Class-suit watchdog seeks role in appeal

Arkansas Democrat-Gazette discusses CEI's Center for Class Action Fairness's challenge of an unfair class action settlement with Ted Frank. 

A Washington lawyer known for attacking class-action settlements he claims are unfair is asking to side against John Goodson of Texarkana, one of Arkansas' best-known class-action practitioners, and 14 other lawyers in their appeal of a Fort Smith federal judge's reprimands.

In a motion filed Thursday, Ted Frank asks that his Center for Class Action Fairness be permitted to argue before the 8th Circuit Court of Appeals in St. Louis in favor of disciplinary sanctions handed down this month by Chief U.S. District Judge P.K. Holmes III.

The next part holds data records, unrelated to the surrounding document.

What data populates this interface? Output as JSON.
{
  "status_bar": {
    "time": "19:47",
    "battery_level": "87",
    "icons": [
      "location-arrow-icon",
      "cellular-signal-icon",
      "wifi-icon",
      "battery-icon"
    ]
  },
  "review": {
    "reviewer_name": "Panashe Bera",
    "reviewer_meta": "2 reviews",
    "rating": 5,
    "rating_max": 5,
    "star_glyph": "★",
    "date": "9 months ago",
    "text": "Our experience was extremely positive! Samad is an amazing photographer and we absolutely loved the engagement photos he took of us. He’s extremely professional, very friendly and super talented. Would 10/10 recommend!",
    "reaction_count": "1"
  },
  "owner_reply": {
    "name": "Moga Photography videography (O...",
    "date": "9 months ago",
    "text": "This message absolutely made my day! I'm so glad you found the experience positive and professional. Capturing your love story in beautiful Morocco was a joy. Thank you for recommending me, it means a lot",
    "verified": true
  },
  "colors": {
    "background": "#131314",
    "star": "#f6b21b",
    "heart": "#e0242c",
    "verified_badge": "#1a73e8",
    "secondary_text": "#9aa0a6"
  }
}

"We think what the District Court did is important in protecting against class-action abuses," Frank said in an interview Thursday.

"It's really a systemic problem that class-action lawyers are structuring settlements so the lawyers get all the money and the class gets nothing," he said. "It's refreshing to see someone do something about it."

The Center for Class Action Fairness, an arm of the nonprofit Competitive Enterprise Institute, should be allowed to argue in favor of Holmes' decision because all the other parties in the appeal will likely oppose it, the motion said.

"This court would not have the benefit of an adversarial appeal" without appointing the center to side with Holmes, Frank wrote.

Frank founded the Center for Class Action Fairness in 2009, according to the center's website, and has "won several landmark appeals and tens of millions of dollars for consumers and other plaintiffs through his class action work."

Frank said he wouldn't be surprised to see other groups apply to write briefs or argue in the 8th Circuit appeal, especially on behalf of the attorneys who were disciplined.